Introductions were made, and then ensued another of those rare
and memorable luncheons which can take place only in Spain. It
was about three-thirty in the afternoon when we sat down to eat.
It was after six when we finished, and in the interval we talked of
only two things: first of the Prado, and I surprised the director
by saying that one of my favorite pictures in his care was
Correggio’s ‘Noli Me Tangere.’ Filgueira-Valverde, with explosive
enthusiasm, interrupted to say that he had eyes only for Spanish
painting and he expatiated on how vibrant the Spanish school
had always been, from the earliest primitives through Zurbarán
and Velázquez and down to Goya. For him there could be only
one school, the Spanish, but when forced to state which of the
Prado paintings pleased him most he said quietly, ‘Roger van der
Weyden’s “Deposition from the Cross.” There can be nothing
better than that.’ Dr. Sánchez Cantón, as custodian of all the
paintings, refused at first to nominate a preference but did
grudgingly admit that Velázquez was good, and he told two stories
about his favorite painter. ‘An American woman who loved
painting walked into the Velázquez room with me one morning,
saw that forest of masterpieces and cried, “Impossible! It’s a trick
of the Spanish government.” And then the English woman looked
at the beggar and shook her head. “A poor man like this without
a peseta to be painted by the most expensive artist in the world!”’
I proposed a toast, saying, ‘For three weeks I vainly tracked you
through Madrid, and now I find you in a fish restaurant in
Bayona,’ to which he replied in a soft voice, ‘I suppose if one had
to pick a single picture it would be Velázquez’s “Medici Gardens
in Moonlight.”’
The second topic concerned a strange, tormented Galician
woman about whom Filgueira-Valverde was one of the world’s
leading authorities, having written several books about her. It was
late in the afternoon, with the sun dipping toward the surface of
the Atlantic and only husks of percebes on our plates, when the
mayor said, ‘The older I become, the greater I believe Rosalía de
Castro to have been.

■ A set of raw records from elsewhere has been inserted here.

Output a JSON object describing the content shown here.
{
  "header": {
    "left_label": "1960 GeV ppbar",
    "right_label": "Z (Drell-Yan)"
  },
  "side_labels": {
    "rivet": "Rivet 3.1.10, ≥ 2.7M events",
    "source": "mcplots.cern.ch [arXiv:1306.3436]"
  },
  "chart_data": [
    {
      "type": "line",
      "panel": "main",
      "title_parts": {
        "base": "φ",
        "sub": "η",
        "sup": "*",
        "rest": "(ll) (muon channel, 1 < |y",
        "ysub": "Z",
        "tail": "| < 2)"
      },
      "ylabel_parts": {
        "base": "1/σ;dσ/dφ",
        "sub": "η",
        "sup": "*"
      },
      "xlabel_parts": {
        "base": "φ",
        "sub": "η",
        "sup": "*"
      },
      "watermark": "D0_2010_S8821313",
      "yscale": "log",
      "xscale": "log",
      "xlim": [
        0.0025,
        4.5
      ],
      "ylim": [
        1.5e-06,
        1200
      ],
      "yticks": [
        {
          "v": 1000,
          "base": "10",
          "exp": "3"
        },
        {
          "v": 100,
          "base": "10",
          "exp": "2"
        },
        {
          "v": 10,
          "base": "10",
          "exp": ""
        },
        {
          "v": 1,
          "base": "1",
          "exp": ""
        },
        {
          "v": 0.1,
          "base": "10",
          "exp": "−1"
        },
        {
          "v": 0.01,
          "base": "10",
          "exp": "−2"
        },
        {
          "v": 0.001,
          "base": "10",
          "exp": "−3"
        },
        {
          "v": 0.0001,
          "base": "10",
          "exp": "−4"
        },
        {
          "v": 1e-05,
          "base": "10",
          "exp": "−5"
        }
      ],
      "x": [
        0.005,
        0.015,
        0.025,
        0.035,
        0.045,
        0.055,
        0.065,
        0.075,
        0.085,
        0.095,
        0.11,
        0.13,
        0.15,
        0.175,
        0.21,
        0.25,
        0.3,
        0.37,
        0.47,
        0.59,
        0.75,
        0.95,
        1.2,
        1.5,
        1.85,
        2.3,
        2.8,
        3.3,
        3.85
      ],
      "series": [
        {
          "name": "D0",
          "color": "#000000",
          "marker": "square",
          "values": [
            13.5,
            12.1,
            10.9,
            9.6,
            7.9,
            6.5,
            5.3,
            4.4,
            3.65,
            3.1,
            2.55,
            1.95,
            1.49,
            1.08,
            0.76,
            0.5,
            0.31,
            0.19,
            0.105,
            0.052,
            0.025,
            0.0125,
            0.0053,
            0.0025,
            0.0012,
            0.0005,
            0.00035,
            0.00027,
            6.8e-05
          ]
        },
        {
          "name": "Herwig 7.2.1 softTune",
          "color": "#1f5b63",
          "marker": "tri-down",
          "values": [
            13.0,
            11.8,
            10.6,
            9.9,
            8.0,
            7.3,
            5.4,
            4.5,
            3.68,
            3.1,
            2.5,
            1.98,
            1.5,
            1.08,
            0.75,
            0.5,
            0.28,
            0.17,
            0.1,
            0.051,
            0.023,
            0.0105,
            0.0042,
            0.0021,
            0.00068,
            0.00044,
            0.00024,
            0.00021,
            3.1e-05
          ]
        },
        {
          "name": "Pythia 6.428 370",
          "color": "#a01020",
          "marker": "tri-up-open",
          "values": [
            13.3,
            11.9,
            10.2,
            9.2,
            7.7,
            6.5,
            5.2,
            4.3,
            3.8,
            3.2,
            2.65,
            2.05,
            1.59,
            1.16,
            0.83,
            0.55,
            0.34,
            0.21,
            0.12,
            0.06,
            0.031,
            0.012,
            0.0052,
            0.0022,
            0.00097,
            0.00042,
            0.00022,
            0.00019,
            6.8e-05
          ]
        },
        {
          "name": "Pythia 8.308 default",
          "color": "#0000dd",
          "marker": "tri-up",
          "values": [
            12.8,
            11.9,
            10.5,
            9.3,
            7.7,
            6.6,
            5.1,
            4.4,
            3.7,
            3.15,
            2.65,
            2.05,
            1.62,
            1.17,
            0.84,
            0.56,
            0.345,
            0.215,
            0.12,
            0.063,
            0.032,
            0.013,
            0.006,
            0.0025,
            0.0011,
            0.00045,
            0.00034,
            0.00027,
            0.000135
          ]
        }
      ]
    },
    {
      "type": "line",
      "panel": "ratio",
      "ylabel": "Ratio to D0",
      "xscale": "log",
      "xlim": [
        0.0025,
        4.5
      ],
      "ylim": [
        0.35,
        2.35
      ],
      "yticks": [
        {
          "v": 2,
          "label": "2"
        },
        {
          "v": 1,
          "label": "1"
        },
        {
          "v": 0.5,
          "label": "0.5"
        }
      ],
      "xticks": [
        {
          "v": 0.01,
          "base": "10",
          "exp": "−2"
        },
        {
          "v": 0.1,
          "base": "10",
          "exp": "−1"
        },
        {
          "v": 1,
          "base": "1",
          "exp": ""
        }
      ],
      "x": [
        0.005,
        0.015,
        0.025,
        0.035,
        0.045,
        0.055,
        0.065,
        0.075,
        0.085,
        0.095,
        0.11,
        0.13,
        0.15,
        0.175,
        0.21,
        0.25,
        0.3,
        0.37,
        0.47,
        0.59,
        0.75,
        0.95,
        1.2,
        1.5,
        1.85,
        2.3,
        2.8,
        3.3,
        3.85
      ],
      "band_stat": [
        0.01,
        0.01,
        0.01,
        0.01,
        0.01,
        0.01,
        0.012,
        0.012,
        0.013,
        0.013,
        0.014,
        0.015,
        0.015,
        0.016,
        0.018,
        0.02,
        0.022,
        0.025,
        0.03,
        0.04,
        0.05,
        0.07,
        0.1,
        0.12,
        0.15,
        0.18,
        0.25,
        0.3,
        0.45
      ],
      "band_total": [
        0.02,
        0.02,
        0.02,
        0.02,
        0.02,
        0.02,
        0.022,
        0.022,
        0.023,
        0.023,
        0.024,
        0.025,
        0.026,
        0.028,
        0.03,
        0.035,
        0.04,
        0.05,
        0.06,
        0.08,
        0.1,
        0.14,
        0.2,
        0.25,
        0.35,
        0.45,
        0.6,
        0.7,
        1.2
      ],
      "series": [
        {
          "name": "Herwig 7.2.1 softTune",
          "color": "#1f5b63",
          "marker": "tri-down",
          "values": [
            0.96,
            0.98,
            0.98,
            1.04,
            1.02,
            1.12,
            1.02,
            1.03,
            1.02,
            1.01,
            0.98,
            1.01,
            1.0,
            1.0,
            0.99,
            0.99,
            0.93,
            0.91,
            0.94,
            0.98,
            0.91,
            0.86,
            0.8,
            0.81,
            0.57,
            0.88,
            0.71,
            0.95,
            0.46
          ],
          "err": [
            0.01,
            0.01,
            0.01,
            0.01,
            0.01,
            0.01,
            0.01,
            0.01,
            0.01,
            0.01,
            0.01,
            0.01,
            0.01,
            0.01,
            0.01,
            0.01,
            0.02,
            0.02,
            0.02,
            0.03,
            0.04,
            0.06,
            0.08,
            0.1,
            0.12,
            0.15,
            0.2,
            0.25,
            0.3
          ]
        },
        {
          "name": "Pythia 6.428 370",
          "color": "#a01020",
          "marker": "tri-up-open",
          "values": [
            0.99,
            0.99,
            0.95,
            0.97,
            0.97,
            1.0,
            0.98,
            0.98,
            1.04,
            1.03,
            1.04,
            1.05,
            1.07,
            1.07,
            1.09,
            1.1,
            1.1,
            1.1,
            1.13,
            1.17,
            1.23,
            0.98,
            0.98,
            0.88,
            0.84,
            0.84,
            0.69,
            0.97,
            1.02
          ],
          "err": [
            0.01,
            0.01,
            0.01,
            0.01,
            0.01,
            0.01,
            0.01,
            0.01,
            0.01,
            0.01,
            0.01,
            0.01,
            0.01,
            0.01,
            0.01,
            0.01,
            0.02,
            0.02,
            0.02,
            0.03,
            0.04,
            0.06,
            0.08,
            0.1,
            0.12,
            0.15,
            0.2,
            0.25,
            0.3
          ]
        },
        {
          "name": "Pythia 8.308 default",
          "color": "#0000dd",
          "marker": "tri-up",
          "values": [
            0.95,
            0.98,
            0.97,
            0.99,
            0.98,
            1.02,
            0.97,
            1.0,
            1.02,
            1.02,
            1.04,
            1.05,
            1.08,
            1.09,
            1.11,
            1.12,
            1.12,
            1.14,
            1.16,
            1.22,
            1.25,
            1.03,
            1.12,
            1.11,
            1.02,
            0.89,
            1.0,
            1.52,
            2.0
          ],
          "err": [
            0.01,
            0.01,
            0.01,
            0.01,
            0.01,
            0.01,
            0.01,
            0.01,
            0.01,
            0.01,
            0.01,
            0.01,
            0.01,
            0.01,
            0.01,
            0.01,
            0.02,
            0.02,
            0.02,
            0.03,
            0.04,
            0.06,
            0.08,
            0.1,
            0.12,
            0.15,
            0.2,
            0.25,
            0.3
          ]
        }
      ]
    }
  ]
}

It has been a great source of pleasure to me
to watch Spanish and French critics come around to the view that
she was one of the fine poets of the last century. I am additionally
proud because of the fact that she wrote her best poems in
Galician.’ Dr. Sánchez Cantón left off being director of the Prado
and became again a Galician from Pontevedra, his home town,
and as the two men spoke with animation of the great Rosalía, I
understood why the little museum of Pontevedra had such a good
collection of master paintings. When you get two Galician cronies
like Sánchez Cantón and Filgueira-Valverde, one in charge of the
Prado, the other of the museum in their home town, something
has got to happen. Galicians are like that.